The notice includes detailed guidelines on how these distributions will be taxed if the taxpayer chooses to roll over a portion or all the distribution in the allotted time frame and provides examples. A taxpayer has until the extended deadline for the return to roll over funds to claim it on the original tax return. For example, if a taxpayer takes a $30,000 distribution in 2020 and chooses to recognize the income over three years, then the taxpayer has until Oct. 15, 2021, to roll over $10,000 to eliminate the income recognition for 2020 assuming an extension is filed. If the taxpayer reports the income and later recontributes the funds, then an amended return is required.

 

For those spreading the income over three years, the IRS has chosen to treat rollover contributions as coming from the most recently reported income first and then rolling back to past income recognized.
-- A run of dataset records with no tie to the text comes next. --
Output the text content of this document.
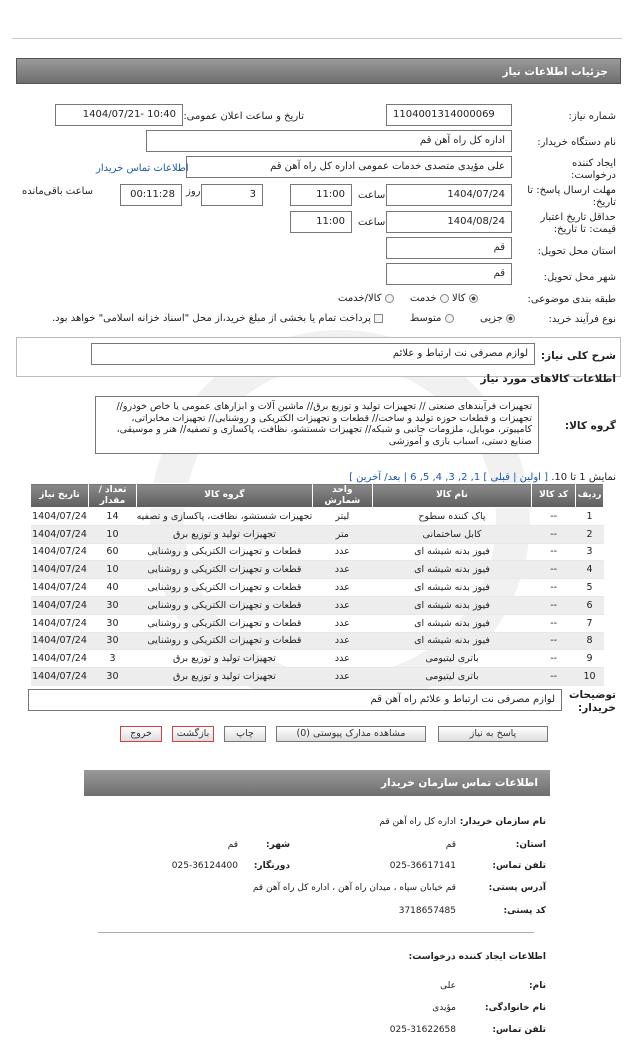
جزئیات اطلاعات نیاز
شماره نیاز:
1104001314000069
تاریخ و ساعت اعلان عمومی:
1404/07/21- 10:40
نام دستگاه خریدار:
اداره کل راه آهن قم
ایجاد کننده
درخواست:
علی مؤیدی متصدی خدمات عمومی اداره کل راه آهن قم
اطلاعات تماس خریدار
مهلت ارسال پاسخ: تا
تاریخ:
1404/07/24
ساعت
11:00
3
روز
00:11:28
ساعت باقی‌مانده
حداقل تاریخ اعتبار
قیمت: تا تاریخ:
1404/08/24
ساعت
11:00
استان محل تحویل:
قم
شهر محل تحویل:
قم
طبقه بندی موضوعی:
کالا
خدمت
کالا/خدمت
نوع فرآیند خرید:
جزیی
متوسط
پرداخت تمام یا بخشی از مبلغ خرید،از محل "اسناد خزانه اسلامی" خواهد بود.
شرح کلی نیاز:
لوازم مصرفی نت ارتباط و علائم
اطلاعات کالاهای مورد نیاز
گروه کالا:
تجهیزات فرآیندهای صنعتی // تجهیزات تولید و توزیع برق// ماشین آلات و ابزارهای عمومی یا خاص خودرو// تجهیزات و قطعات حوزه تولید و ساخت// قطعات و تجهیزات الکتریکی و روشنایی// تجهیزات مخابراتی، کامپیوتر، موبایل، ملزومات جانبی و شبکه// تجهیزات شستشو، نظافت، پاکسازی و تصفیه// هنر و موسیقی، صنایع دستی، اسباب بازی و آموزشی
نمایش 1 تا 10. [ اولین | قبلی ] 1, 2, 3, 4, 5, 6 | بعد/ آخرین ]
ردیف	کد کالا	نام کالا	واحد شمارش	گروه کالا	تعداد / مقدار	تاریخ نیاز
1	--	پاک کننده سطوح	لیتر	تجهیزات شستشو، نظافت، پاکسازی و تصفیه	14	1404/07/24
2	--	کابل ساختمانی	متر	تجهیزات تولید و توزیع برق	10	1404/07/24
3	--	فیوز بدنه شیشه ای	عدد	قطعات و تجهیزات الکتریکی و روشنایی	60	1404/07/24
4	--	فیوز بدنه شیشه ای	عدد	قطعات و تجهیزات الکتریکی و روشنایی	10	1404/07/24
5	--	فیوز بدنه شیشه ای	عدد	قطعات و تجهیزات الکتریکی و روشنایی	40	1404/07/24
6	--	فیوز بدنه شیشه ای	عدد	قطعات و تجهیزات الکتریکی و روشنایی	30	1404/07/24
7	--	فیوز بدنه شیشه ای	عدد	قطعات و تجهیزات الکتریکی و روشنایی	30	1404/07/24
8	--	فیوز بدنه شیشه ای	عدد	قطعات و تجهیزات الکتریکی و روشنایی	30	1404/07/24
9	--	باتری لیتیومی	عدد	تجهیزات تولید و توزیع برق	3	1404/07/24
10	--	باتری لیتیومی	عدد	تجهیزات تولید و توزیع برق	30	1404/07/24
توضیحات
خریدار:
لوازم مصرفی نت ارتباط و علائم راه آهن قم
پاسخ به نیاز
مشاهده مدارک پیوستی (0)
چاپ
بازگشت
خروج
اطلاعات تماس سازمان خریدار
نام سازمان خریدار:
اداره کل راه آهن قم
استان:
قم
شهر:
قم
تلفن تماس:
025-36617141
دورنگار:
025-36124400
آدرس پستی:
قم خیابان سپاه ، میدان راه آهن ، اداره کل راه آهن قم
کد پستی:
3718657485
اطلاعات ایجاد کننده درخواست:
نام:
علی
نام خانوادگی:
مؤیدی
تلفن تماس:
025-31622658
For example, if a taxpayer takes a $60,000 distribution in 2020 and contributes $30,000 on April 15, 2022, then the $30,000 recontribution first offsets the 2021 income to be reported of $20,000 and the 2020 tax return would need to be amended to reflect the remaining recontribution of $10,000. To avoid amending a previous return, the taxpayer can choose to carry forward the additional recontribution of $10,000 to the year 2022.

 

If the taxpayer rolls over one-third of the original distribution amount by the tax deadline for each of the three years, then there is potentially no need to amend tax returns to claim refunds. For example, if a taxpayer takes out a $90,000 coronavirus-related retirement distribution in 2020 and recontributes $30,000 on each of the tax return deadlines (April 15, 2021; April 15, 2022; and April 15, 2023), then the income from the $90,000 distribution can be excluded from the tax returns for the years 2020, 2021 and 2022.